One important aspect of the Scheerens study is the preliminary look at the relationship between baseline biomarker expression and the effect of lebrikizumab on the LAR. Although not powered for statistical analysis, there was a suggestion that those with high baseline Th2-high markers (serum periostin, blood eosinophils, or FeNO) had a more marked reduction in LAR when treated with lebrikizumab. Higher expression of these markers also was associated with increased lung function in response to lebrikizumab in the longer term study of severe asthmatics [19] and with greater reduction in exacerbation rates with omalizumab treatment in the recent EXTRA study [18]. Whilst the concept of subgroups suitable for treatment with biologics is becoming familiar in severe asthma with clinical use of omalizumab (restricted to atopic asthmatics with a certain total IgE and frequent exacerbations) and trials of mepolizumab and lebrikizumab, the suggestion that there may be subgroups of Th2 high and Th2 low in an allergen challenge study is perhaps surprising. One might have expected mild atopic asthmatics selected for LAR to all be ‘Th2 high’, but on a closer look at the data (some of which is in the supplemental data for the Scheerens study) on such subdivisions of asthma, they may not simply relate to atopic status or eosinophilic inflammation. This may imply that further pre-screening and larger studies are required for allergen challenge studies of biologics. Further experience with biomarkers and gene expression profiling in asthma and how it relates to clinical responses to difference treatments should clarify this area.

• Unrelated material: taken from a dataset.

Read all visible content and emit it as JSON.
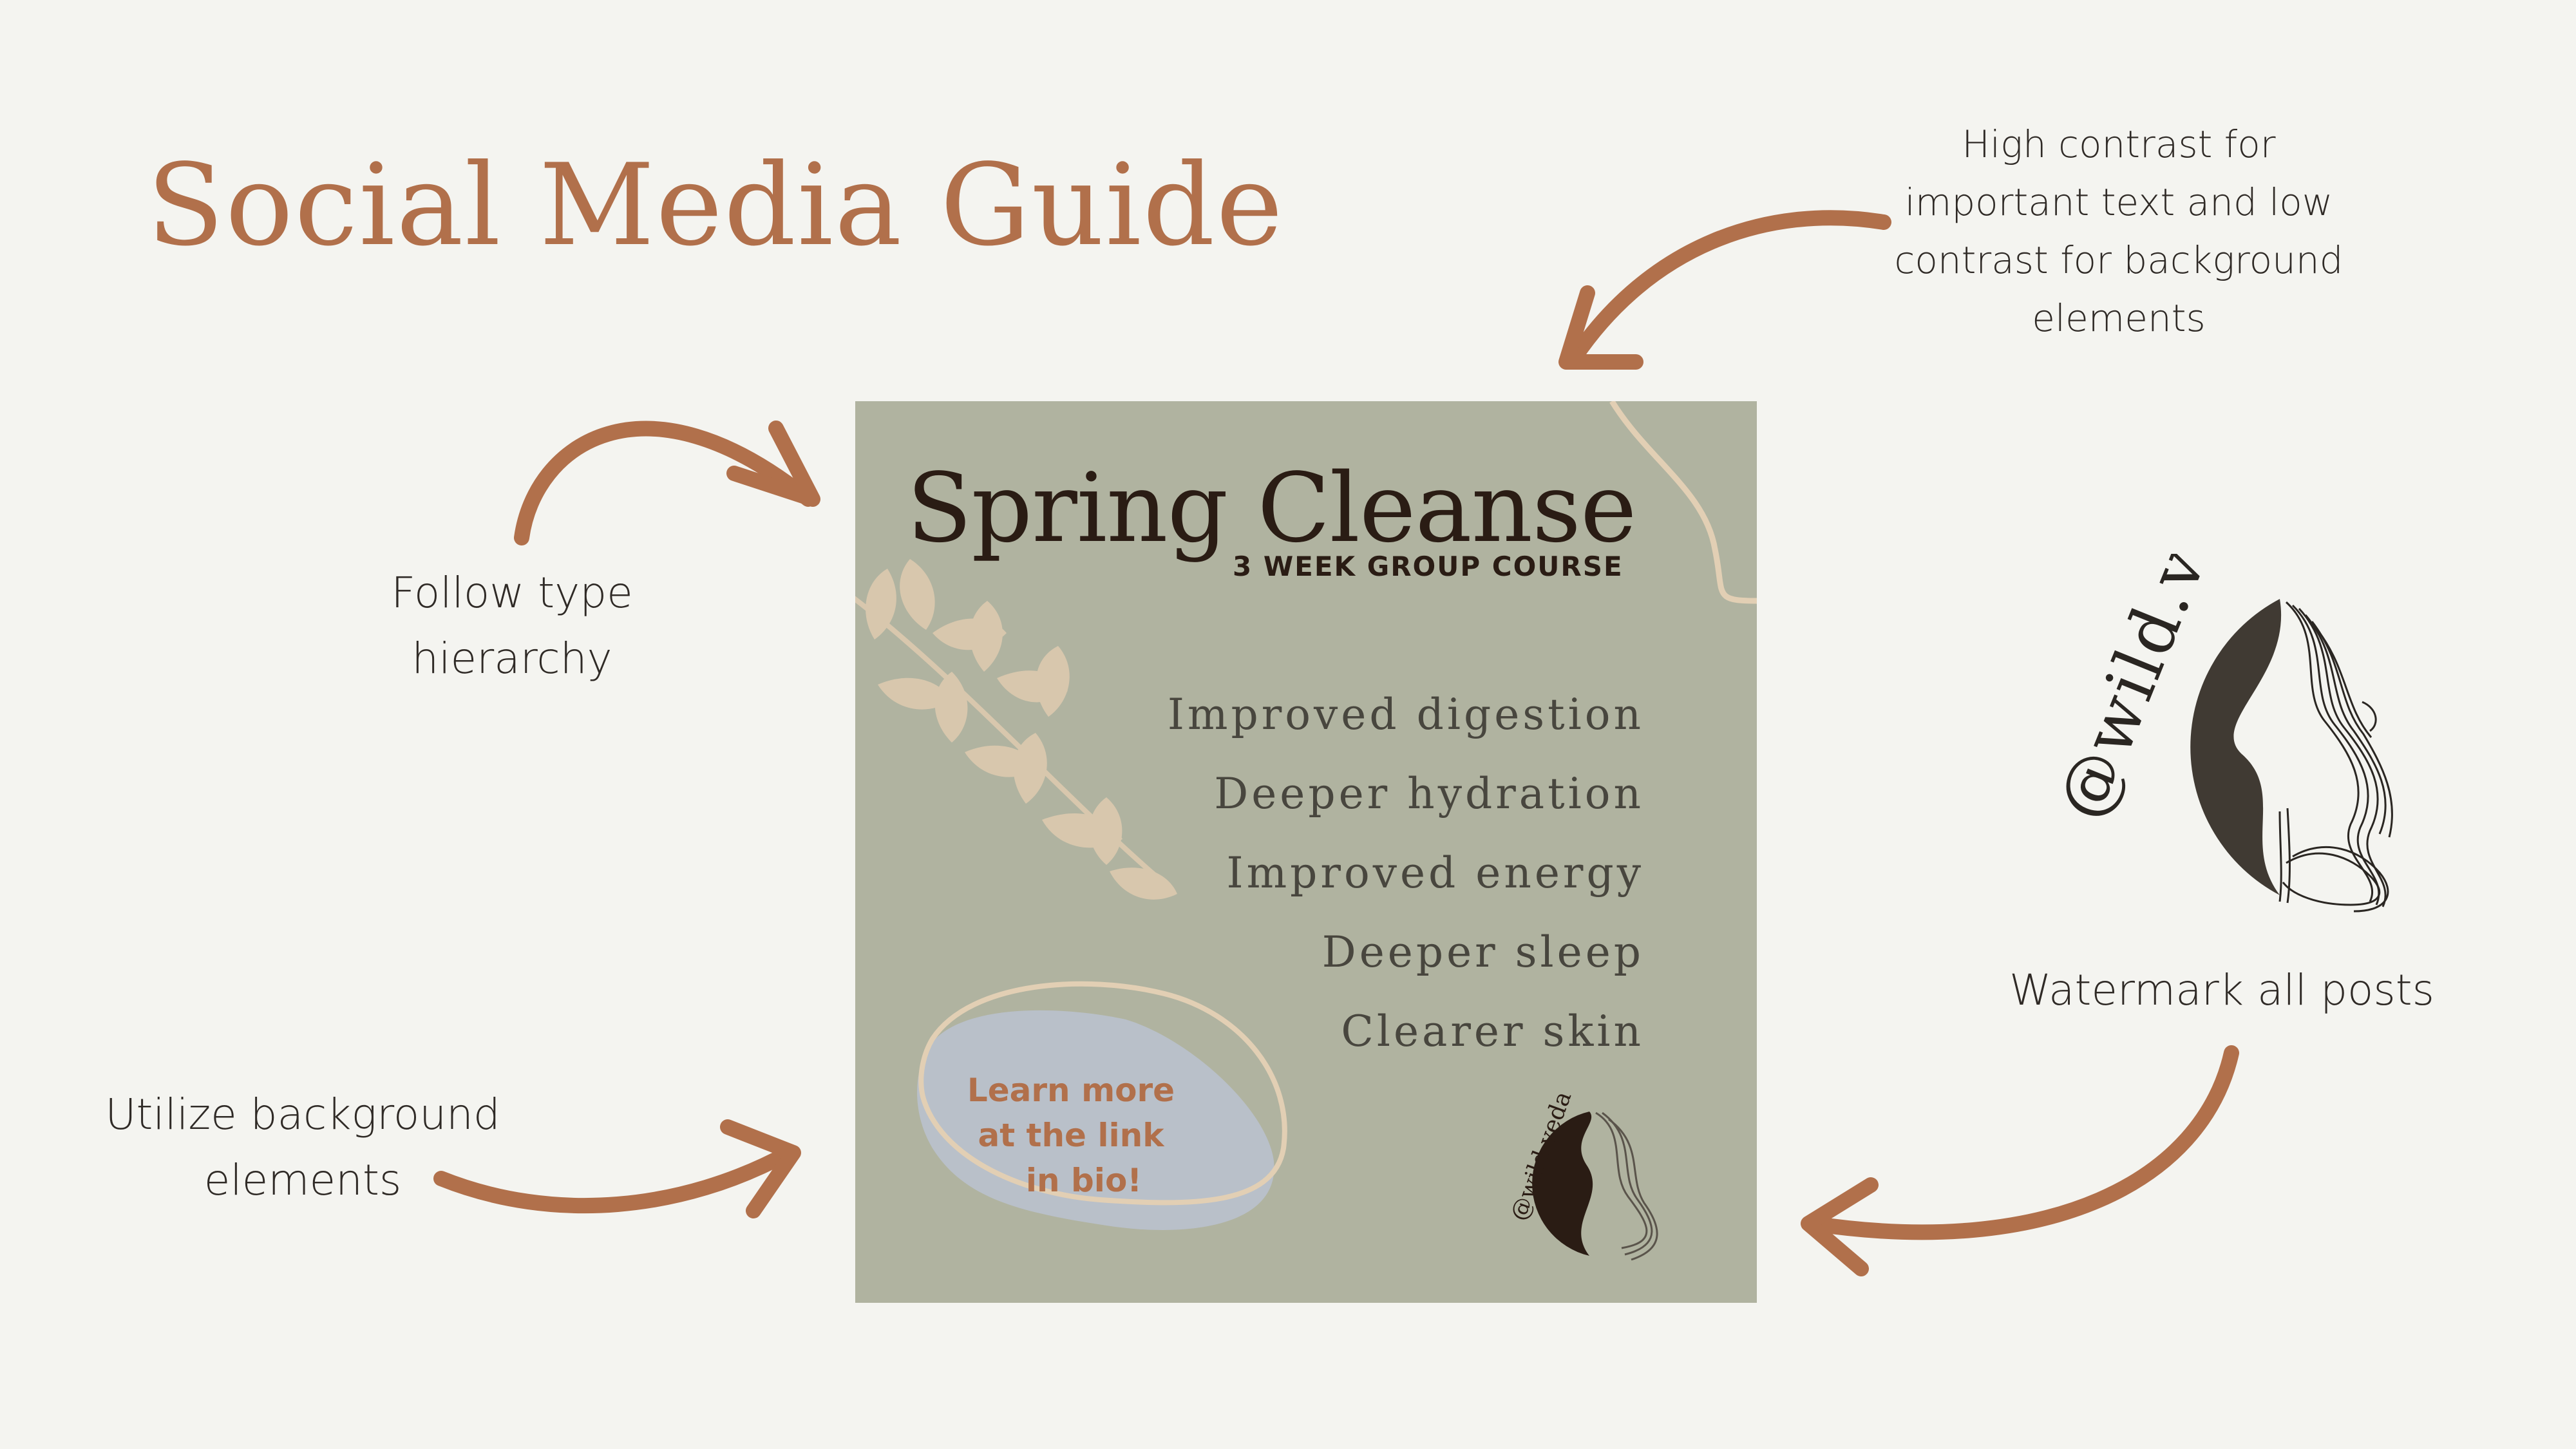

What then is the position of allergen challenge studies in development of biologics for asthma? They may have a useful role for investigational studies to confirm that the agent does what was expected (for example, reduce eosinophilia in the case of mepolizumab) and for investigating mechanisms. However, allergen challenge may not be necessary for such investigations. Do they shed light on potential for clinical benefit? Maybe for exacerbations, possibly together with viral challenge studies, but such studies will need to be tempered by the possible need for selection on the basis of biomarker expression and by further data on which clinical outcome the model is informative for (if any). Will go/no-go decisions rest on allergen challenge study results? Personally I doubt it, but they may give useful guidance along the development pathway.

Conflict of interest

Dr Robinson has received consulting fees and speaking fees from Roche/Genentech.